Il mio viaggio inizia quasi sempre nell'ora in cui la notte sfuma nel giorno, transitorio passaggio in cui concentro la mia sintesi esistenziale.
Vivo, realmente vivo, solo in questo breve spazio di tempo.
Signora di un mondo silenzioso e solitario, abitato da contorni di ombre e respiri letargici, al coma della vita contrappongo i miei incubi sontuosi e barocchi portando così alla superficie tragici desideri inespressi e, in un perverso gioco d'ipotesi, riscrivo il mio destino.

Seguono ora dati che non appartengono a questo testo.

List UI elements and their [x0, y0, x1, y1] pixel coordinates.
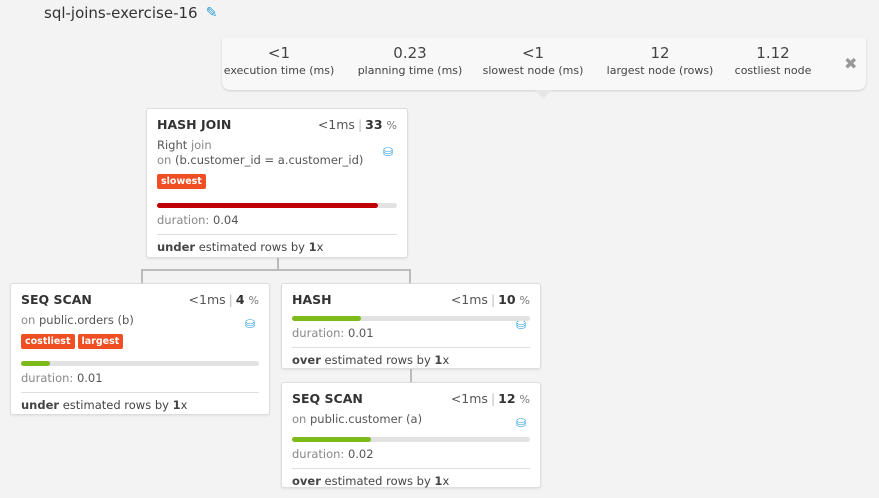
- join-condition: (b.customer_id = a.customer_id): [174, 153, 364, 167]
- connector: [277, 258, 279, 270]
- node-percent: 33: [365, 117, 383, 132]
- connector: [409, 269, 411, 283]
- percent-sign: %: [519, 294, 530, 307]
- stat-value: 0.23: [393, 44, 427, 62]
- on-label: on: [157, 153, 172, 167]
- estimate-factor: 1: [308, 240, 317, 254]
- costliest-badge: costliest: [21, 334, 75, 349]
- stat-label: execution time (ms): [223, 64, 335, 77]
- stat-label: slowest node (ms): [482, 64, 584, 77]
- connector: [141, 269, 143, 283]
- duration-value: 0.04: [212, 213, 239, 227]
- stat-value: <1: [521, 44, 545, 62]
- page-title: sql-joins-exercise-16 ✎: [44, 4, 217, 22]
- duration-fill: [292, 316, 362, 321]
- stat-label: costliest node: [734, 64, 812, 77]
- relation-name: public.customer (a): [309, 412, 423, 426]
- stat-costliest-node: 1.12 costliest node: [735, 44, 812, 77]
- stat-slowest-node: <1 slowest node (ms): [483, 44, 584, 77]
- join-type: Right: [157, 138, 188, 152]
- duration-label: duration:: [21, 371, 74, 385]
- duration-bar: [157, 203, 397, 208]
- slowest-badge: slowest: [157, 174, 206, 189]
- node-time: <1ms: [450, 391, 488, 406]
- close-icon[interactable]: ✖: [844, 54, 858, 73]
- duration-bar: [21, 361, 259, 366]
- database-icon: ⛁: [515, 416, 526, 430]
- percent-sign: %: [519, 393, 530, 406]
- estimate-direction: under: [157, 240, 196, 254]
- stat-value: 1.12: [756, 44, 790, 62]
- stat-value: 12: [650, 44, 670, 62]
- database-icon: ⛁: [244, 317, 255, 331]
- stat-largest-node: 12 largest node (rows): [607, 44, 714, 77]
- node-seq-scan-customer[interactable]: SEQ SCAN <1ms | 12 % ⛁ on public.customer (…: [281, 382, 541, 488]
- stat-execution-time: <1 execution time (ms): [224, 44, 334, 77]
- duration-fill: [292, 437, 371, 442]
- node-time: <1ms: [317, 117, 355, 132]
- on-label: on: [292, 412, 307, 426]
- stat-label: largest node (rows): [606, 64, 714, 77]
- database-icon: ⛁: [515, 318, 526, 332]
- pencil-icon[interactable]: ✎: [205, 5, 218, 21]
- title-text: sql-joins-exercise-16: [44, 4, 198, 22]
- duration-label: duration:: [292, 326, 345, 340]
- node-percent: 4: [235, 292, 245, 307]
- duration-value: 0.01: [76, 371, 103, 385]
- estimate-x: x: [442, 474, 450, 488]
- duration-bar: [292, 316, 530, 321]
- estimate-text: estimated rows by: [324, 474, 431, 488]
- duration-bar: [292, 437, 530, 442]
- duration-value: 0.01: [347, 326, 374, 340]
- node-title: SEQ SCAN: [292, 391, 363, 406]
- connector: [142, 269, 411, 271]
- connector: [410, 369, 412, 382]
- estimate-factor: 1: [434, 353, 443, 367]
- node-time: <1ms: [450, 292, 488, 307]
- duration-label: duration:: [292, 447, 345, 461]
- database-icon: ⛁: [382, 145, 393, 159]
- estimate-factor: 1: [172, 398, 181, 412]
- estimate-x: x: [442, 353, 450, 367]
- stat-planning-time: 0.23 planning time (ms): [358, 44, 463, 77]
- percent-sign: %: [248, 294, 259, 307]
- largest-badge: largest: [77, 334, 124, 349]
- duration-label: duration:: [157, 213, 210, 227]
- on-label: on: [21, 313, 36, 327]
- node-hash[interactable]: HASH <1ms | 10 % ⛁ duration: 0.01 over esti…: [281, 283, 541, 369]
- node-title: HASH JOIN: [157, 117, 232, 132]
- estimate-x: x: [180, 398, 188, 412]
- stats-pointer: [535, 90, 551, 99]
- node-title: HASH: [292, 292, 332, 307]
- stat-value: <1: [267, 44, 291, 62]
- duration-value: 0.02: [347, 447, 374, 461]
- estimate-factor: 1: [434, 474, 443, 488]
- duration-fill: [21, 361, 50, 366]
- estimate-text: estimated rows by: [198, 240, 305, 254]
- node-seq-scan-orders[interactable]: SEQ SCAN <1ms | 4 % ⛁ on public.orders (b) …: [10, 283, 270, 415]
- node-time: <1ms: [188, 292, 226, 307]
- node-percent: 10: [498, 292, 516, 307]
- duration-fill: [157, 203, 378, 208]
- node-percent: 12: [498, 391, 516, 406]
- node-title: SEQ SCAN: [21, 292, 92, 307]
- estimate-text: estimated rows by: [324, 353, 431, 367]
- stat-label: planning time (ms): [357, 64, 463, 77]
- join-label: join: [190, 138, 212, 152]
- estimate-direction: over: [292, 474, 321, 488]
- estimate-direction: over: [292, 353, 321, 367]
- estimate-direction: under: [21, 398, 60, 412]
- estimate-x: x: [316, 240, 324, 254]
- estimate-text: estimated rows by: [62, 398, 169, 412]
- node-hash-join[interactable]: HASH JOIN <1ms | 33 % ⛁ Right join on (b.cus…: [146, 108, 408, 258]
- relation-name: public.orders (b): [38, 313, 134, 327]
- stats-panel: <1 execution time (ms) 0.23 planning time …: [222, 38, 866, 90]
- percent-sign: %: [386, 119, 397, 132]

L'intero mondo giace inconsapevole con gli occhi ciechi e le vene insensibili nel tempo in cui io, da sola, m'appresto a purgare dall'oblio la memoria.
In apnea trattengo il respiro fino a percepire la sofferenza dei polmoni perchè solo così riesco, più vividamente, a ricordare il mio incubo e porlo a confronto con l'evidenza di una realtà sempre più dissolta, sempre meno vera.
Come Frankstein giaccio immobilizzata da funi di ghiaccio, sospesa nell'incoscienza di una non vita in attesa della scarica vitale del fulmine.
Il mio corpo è solo una grossa cicatrice dolorante, appena consapevole del tumulto del sangue e del tutto ignaro dell'arroganza del pensiero.
Le convulsioni dei muscoli convulsi dilaniano in schegge di puro dolore senza possibilità di grido nella gola nuda.
Un freddo sudore cattivo spurga dalla mia pelle, veleno maligno che riempie la stanza del mio odore.
La bocca è colma della saliva che invano cerco di ricacciare nel fondo arido e scarnificato della gola.
Una tosse violenta vanifica le mie penose contrazioni per ingoiarla, ed infine, il sugo amaro del vomito mi riempie il palato.
L'odore viscerale del rigurgito si mischia a quello acre del sudore evocando l'umido trasudo di tane inviolate.
L'ultimo sputo è una schiuma bianca di cane.
Rinasco dal fango dei miei escrementi, pienamente cosciente del caos da me generato ma troppo debole per confrontarmi con le allucinazioni della vita reale.
Così, ciecamente, arranco nel buio distorto dell'astinenza, pronta a captare il primo caldo raggio del mattino perchè non mi colga impreparata il risveglio del mondo.
L'ago penetra le vene esauste per nutrirle col cibo divino della resurrezione mentre io, in attesa di rinascere, sto in bilico su una soglia d'asfalto con le mani tenacemente protese verso un lembo indistinto di cielo.
Spalanco le mie potenti ali nere e grani di terra si sfaldano sotto le pesanti scarpe dell'inverno mentre precipito, cosciente, nell'invitante vuoto che ingordo si apre sotto questo, ancora assonnato, deserto nebbioso.
Quello che resta in supeficie è solo ombra su una terra di carta.
Poi, sciami di farfalle nude si leveranno in volo e cancelleranno anche quell'ombra.
Scritto da Amaranta in ricordo di un'altra vita.